To people like me who are #InDifferent after having our hopes for a better Ghana dashed more times than we can count, we have but one answer.

Tweaaa in excelsis.

3 Comments »

  1. It’s a pity the way our governments start on the right footing and soon becomes worse off than the previous.
    To whom shall we turn to?

  2. I’ve come to realize that Governance is a scam, fueled by the continuous division of the people against themselves. What baffles me most is the voluntary defense of wayward politicians, obnoxious policies and wreckles borrowing by factions of the citizenry, expecially the very ones in need of better standard of living.

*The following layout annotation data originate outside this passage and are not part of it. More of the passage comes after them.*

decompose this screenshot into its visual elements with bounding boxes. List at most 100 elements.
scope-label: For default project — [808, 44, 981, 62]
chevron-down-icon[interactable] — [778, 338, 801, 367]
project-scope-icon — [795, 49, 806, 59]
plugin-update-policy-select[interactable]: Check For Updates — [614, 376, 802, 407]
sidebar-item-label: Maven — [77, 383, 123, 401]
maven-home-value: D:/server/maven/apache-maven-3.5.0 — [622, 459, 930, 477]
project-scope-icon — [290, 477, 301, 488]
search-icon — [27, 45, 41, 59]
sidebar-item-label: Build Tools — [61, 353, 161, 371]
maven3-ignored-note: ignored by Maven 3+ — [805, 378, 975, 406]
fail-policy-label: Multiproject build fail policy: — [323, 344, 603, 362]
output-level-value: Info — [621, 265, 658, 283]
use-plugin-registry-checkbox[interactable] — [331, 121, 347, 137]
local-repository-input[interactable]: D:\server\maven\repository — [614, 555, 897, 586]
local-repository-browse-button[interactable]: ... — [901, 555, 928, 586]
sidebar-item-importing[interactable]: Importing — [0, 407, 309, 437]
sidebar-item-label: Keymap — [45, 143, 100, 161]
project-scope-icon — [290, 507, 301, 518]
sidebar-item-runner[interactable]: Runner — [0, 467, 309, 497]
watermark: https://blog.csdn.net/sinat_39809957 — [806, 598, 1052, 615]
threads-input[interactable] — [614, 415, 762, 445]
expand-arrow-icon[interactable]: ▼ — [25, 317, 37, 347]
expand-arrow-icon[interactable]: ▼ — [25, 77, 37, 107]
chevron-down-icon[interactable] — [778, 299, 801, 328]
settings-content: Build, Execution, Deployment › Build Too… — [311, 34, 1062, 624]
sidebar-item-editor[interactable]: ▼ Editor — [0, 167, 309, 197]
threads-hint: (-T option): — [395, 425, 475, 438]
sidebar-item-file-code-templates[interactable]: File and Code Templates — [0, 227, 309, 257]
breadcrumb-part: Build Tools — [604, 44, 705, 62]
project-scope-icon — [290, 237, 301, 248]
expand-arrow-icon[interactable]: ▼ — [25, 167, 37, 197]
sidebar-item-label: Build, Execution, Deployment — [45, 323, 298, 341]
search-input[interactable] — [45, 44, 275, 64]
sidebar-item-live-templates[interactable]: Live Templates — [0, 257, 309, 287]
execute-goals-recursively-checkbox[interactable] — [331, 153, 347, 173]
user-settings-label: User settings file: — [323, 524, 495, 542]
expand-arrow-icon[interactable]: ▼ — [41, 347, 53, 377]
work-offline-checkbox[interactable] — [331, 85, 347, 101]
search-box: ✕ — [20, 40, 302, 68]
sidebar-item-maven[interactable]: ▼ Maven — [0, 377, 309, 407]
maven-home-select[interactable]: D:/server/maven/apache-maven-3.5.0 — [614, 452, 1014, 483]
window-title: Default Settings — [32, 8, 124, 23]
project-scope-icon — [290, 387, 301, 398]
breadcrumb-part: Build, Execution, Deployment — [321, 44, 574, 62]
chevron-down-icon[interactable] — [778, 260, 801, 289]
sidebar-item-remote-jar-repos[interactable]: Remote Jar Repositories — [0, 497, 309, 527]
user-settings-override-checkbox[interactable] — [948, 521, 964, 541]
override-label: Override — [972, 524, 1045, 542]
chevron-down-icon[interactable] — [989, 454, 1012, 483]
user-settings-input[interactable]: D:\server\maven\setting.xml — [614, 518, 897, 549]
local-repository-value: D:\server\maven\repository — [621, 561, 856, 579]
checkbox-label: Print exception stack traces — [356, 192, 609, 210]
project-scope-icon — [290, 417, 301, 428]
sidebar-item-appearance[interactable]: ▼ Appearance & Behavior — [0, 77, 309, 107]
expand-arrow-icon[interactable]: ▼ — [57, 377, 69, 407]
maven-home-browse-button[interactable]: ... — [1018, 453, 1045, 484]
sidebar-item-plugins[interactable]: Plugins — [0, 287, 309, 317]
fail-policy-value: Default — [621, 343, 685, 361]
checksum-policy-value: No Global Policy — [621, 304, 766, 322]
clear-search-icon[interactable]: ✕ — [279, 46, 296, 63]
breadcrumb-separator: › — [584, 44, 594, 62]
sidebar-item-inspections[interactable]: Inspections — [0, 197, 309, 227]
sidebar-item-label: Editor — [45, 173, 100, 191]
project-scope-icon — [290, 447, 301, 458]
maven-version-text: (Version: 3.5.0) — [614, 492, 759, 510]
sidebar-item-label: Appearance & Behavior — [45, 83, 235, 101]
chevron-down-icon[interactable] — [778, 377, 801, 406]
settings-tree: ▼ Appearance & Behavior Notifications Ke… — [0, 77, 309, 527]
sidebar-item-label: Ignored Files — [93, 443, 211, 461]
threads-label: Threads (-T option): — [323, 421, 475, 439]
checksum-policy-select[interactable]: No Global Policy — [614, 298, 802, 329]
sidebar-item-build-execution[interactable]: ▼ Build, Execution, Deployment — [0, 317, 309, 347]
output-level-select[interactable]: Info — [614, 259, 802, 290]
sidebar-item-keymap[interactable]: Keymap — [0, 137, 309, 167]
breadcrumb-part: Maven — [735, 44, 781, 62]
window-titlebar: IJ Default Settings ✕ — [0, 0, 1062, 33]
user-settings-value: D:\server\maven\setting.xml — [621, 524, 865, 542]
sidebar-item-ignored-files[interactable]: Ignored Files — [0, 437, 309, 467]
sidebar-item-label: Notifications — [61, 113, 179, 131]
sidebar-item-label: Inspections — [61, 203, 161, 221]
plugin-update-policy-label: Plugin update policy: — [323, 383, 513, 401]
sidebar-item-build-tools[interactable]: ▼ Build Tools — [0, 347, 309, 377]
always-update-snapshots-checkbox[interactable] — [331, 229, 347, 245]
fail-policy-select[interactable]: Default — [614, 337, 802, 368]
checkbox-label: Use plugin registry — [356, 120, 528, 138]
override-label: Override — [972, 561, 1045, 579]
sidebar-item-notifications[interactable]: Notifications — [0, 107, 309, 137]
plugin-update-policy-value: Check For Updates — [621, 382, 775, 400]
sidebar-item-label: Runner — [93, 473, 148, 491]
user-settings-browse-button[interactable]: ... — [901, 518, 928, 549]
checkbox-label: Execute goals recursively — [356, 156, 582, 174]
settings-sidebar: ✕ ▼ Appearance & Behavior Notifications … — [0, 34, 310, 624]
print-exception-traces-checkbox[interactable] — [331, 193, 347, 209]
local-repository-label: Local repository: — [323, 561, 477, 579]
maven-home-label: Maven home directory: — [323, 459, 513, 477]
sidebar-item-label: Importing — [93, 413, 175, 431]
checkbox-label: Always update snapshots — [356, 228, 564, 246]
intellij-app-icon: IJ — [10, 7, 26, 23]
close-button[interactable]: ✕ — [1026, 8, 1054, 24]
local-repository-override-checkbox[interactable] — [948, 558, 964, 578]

    For me I believe we have lost it as a country and I belong to the ‘Never’ class. Calling on the political class to fix the country and the system should work “24/7” is an exercise in futility. The very people we are trusting to fix the country and the system are the very people benefiting grately from the broken systems. Why won’t they shout constitutional reforms and using the Anas principles in opposition and bin them when they taste power.? Why won’t they speak against excessive borrowing in opposition and sky rocket the public debt when they taste power? Not to even mention thier positions on taxes in opposition and in government.

    The earlier the youth come out unanimously above tribe, party colors and fear, the better it will be for Ghana . The system can never be broken when the people are united in the quest for development, Peace and accountability.

    The greatest fear of the political class is when the people become united and wiser. But always they will do everything possible to keep the people divided against themselves.